On any given day, scan the homepage of RTÉ news (or any major national news site).

Almost every single day the only reference to women, and especially in terms of photographs, will either be a politician or the victim of a murder and/or an assault.

At this moment in history, Jessie Buckley will skew the figures but give it time.

But Jessie might, at least, make it into Tralee’s very fine County Museum. It houses a gallery with the whole history of Ireland, from cavemen to present day and it really is brilliant. Unfortunately, it was curated without reference to a single woman aside from a figure of a nameless Georgian-era lady playing the piano, and a reference to one of England’s queens. Even the most ardent Andrew Tate fan will concede that women did exist throughout history, out of literal necessity more than anything else.

In this week’s paper we learn of an upcoming TG4 documentary on the largely-forgotten Blue Blouses.

They’re so overlooked that a quick google (including the words ‘Fine Gael’ to help the American technology in its search) only shows results for the Blueshirts, and images of literal blue blouses for women. There’s one article from RTÉ that is PR, for the aforementioned TV show.

In The Scannal Collection on the RTÉ Player today, there are 23 episodes. It’s an excellently produced show but nevertheless, there are just five episodes specially on women. These document a fire in Cavan that killed 35 girls, the Mother and Child scheme, and the story of Eileen Flynn who lost her job in 1982 for living with a married man. Two episodes cover women that were murdered.

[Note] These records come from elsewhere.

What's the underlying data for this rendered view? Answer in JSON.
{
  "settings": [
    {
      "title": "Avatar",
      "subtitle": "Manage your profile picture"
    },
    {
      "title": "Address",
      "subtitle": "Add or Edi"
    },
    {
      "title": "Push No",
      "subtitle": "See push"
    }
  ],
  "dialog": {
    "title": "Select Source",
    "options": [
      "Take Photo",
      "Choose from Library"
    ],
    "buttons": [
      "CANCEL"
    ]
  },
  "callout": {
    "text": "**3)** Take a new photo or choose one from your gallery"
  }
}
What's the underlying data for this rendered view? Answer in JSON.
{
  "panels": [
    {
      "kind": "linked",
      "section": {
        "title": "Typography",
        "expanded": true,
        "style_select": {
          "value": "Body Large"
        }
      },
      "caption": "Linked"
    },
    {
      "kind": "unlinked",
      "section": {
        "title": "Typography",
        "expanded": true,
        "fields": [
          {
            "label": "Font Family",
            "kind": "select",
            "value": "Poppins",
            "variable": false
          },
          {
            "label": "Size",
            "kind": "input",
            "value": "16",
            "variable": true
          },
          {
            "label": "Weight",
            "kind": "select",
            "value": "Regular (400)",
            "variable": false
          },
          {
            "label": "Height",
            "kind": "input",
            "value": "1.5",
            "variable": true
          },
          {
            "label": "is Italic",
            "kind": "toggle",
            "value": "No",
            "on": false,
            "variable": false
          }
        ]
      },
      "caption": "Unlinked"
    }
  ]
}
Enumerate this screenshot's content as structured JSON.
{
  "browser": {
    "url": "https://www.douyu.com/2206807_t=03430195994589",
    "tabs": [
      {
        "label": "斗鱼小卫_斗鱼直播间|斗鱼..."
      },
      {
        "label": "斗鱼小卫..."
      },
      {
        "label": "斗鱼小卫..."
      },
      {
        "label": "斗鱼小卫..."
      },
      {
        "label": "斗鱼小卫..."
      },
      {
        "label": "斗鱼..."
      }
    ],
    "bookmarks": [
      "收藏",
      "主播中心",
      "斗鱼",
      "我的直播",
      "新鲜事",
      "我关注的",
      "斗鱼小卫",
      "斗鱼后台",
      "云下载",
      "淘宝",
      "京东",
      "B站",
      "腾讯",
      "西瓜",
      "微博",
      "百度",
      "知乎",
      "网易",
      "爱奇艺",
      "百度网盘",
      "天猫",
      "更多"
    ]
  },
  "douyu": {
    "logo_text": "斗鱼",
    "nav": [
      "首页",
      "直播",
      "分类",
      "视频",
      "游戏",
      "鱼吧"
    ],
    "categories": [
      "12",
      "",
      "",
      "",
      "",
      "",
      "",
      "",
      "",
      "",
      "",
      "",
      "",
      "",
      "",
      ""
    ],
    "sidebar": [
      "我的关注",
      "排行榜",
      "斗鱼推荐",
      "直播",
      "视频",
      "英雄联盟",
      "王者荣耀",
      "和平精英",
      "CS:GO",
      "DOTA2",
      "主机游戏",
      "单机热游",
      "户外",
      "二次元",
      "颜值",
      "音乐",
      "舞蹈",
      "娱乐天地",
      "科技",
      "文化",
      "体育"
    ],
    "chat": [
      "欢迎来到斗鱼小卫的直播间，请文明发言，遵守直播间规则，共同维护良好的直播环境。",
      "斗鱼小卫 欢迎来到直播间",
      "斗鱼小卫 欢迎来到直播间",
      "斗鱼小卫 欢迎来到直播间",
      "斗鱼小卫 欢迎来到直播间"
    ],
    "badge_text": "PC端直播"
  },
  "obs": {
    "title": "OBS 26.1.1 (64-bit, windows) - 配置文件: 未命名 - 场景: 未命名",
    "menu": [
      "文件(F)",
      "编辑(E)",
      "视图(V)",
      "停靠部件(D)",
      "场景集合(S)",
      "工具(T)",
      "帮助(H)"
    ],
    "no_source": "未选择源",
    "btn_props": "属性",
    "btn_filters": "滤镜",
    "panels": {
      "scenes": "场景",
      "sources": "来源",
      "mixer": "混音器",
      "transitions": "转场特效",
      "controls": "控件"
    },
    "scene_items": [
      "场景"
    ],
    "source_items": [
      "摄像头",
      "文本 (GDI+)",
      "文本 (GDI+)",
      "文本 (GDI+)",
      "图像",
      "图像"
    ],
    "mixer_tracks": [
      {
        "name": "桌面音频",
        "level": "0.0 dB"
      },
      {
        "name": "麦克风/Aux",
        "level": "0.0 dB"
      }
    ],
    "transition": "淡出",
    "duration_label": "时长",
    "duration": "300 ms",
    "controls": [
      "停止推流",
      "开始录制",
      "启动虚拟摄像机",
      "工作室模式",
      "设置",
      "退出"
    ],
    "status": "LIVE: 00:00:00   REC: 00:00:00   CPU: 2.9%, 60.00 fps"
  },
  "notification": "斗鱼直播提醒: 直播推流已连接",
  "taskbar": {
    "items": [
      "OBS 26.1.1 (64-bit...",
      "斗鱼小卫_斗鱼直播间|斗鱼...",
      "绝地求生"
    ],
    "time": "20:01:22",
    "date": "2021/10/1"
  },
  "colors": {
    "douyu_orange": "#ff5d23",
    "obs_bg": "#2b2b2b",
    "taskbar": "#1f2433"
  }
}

Another is on the 1990 Presidential Campaign so more inclusive, but the thumbnail image of the episode doesn’t actually include the woman of the hour, Mary Robinson. This might seem like nitpicking but that would be like having a programme on the All-Ireland hurling final and showing an image of all the teams that didn’t win that year.

It is probable that none of this is intentional, and it is a fact that if women were excluded from history, society, education, and politics as Irish women were for generations, they’re not going to be in historical documentaries, Not unless it’s about symphysiotomies or Churching or tearing up pictures of the Pope at least.

A women’s museum is welcome, at least for now. Let’s call it a temporary measure while the history books start to fill with the stories of women and girls who will, in the future, be included with the Big Boys in the ‘real museums’. Right?